Although supporting evidence is limited, behavioural interventions may help prevent headaches. Examples include relaxation therapy, stress management, meditation, regular aerobic exercise, or movement disciplines such as t'ai chi or yoga. Specific recommendations need to be mindful of patient preference and likely compliance, as well as local availability.

Conclusion

The prevalence of medication overuse headache is high and the condition is usually present for a long time before it is recognised and treated. Consider medication overuse headache as a possible cause in all patients with daily or second-daily headache, particularly among those with a prior history of migraine or tension-type headache. Medication must be withdrawn to treat the condition. A comprehensive management plan should be implemented to prevent relapse.

Self-test questions

The following statements are either true or false.

1. Patients who complain of daily headaches with no obvious cause may have medication overuse headache.
2. The aura of migraine can occur in medication overuse headache.

Answers to self-help questions

1. True
2. True

References

  1. Diener HC, Limmroth V. Medication-overuse headache: a worldwide problem.

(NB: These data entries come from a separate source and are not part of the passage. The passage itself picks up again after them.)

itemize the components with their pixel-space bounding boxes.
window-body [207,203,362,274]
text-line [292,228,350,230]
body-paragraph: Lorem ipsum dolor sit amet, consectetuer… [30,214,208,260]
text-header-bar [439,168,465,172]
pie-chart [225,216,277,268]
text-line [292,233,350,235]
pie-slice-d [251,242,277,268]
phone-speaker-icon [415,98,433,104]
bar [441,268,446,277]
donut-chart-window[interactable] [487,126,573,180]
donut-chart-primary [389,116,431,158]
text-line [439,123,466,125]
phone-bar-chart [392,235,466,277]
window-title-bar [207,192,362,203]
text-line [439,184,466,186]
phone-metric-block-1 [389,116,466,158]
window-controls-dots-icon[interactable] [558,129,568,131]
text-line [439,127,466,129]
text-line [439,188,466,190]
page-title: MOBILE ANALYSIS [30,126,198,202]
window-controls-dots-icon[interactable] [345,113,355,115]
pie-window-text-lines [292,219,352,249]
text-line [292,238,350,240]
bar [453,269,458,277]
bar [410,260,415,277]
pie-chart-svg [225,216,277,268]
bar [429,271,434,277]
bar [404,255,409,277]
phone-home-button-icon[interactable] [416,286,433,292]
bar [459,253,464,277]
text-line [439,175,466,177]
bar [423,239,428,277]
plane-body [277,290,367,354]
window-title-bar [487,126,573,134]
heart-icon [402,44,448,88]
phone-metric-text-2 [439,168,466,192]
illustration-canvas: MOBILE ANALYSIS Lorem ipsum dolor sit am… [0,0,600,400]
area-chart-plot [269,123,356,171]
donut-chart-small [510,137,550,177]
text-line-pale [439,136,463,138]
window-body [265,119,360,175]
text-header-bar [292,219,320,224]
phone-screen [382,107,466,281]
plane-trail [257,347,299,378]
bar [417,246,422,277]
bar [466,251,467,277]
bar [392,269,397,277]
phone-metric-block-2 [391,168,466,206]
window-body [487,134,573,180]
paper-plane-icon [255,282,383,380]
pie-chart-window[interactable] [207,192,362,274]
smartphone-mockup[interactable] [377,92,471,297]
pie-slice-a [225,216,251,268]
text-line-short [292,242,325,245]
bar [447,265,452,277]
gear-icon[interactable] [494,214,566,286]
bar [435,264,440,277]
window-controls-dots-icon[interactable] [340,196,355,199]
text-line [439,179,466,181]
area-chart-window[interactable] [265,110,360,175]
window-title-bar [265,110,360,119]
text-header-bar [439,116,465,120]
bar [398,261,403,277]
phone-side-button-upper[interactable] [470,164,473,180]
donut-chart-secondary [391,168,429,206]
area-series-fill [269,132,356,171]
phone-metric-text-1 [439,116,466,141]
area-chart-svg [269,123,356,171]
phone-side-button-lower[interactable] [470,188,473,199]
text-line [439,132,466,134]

Lancet Neurology 2004;3:475-83.
  2. Olesen J, Bousser MG, Diener HC, Dodick D, First M, Goadsby PJ, et al, for the International Headache Society. The international classification of headache disorders. 2nd ed. Cephalalgia 2004;24(Suppl 1):1-160.
  3. Katsarava Z, Schneeweiss S, Kurth T, Kroener U, Fritsche G, Eikermann A, et al. Incidence and predictors for chronicity of headache in patients with episodic migraine. Neurology 2004;62:788-90.
  4. Limmroth V, Katsarava Z, Fritsche G, Przywara S, Diener HC. Features of medication overuse headache following overuse of different acute headache drugs. Neurology 2002;59:1011-4.
  5. Williams DR, Stark RJ. Intravenous lignocaine (lidocaine) infusion for the treatment of chronic daily headache with substantial medication overuse. Cephalalgia 2003;23:963-71.
  6. Krymchantowski AV, Barbosa JS. Prednisone as initial treatment of analgesic-induced daily headache. Cephalalgia 2000;20:107-13.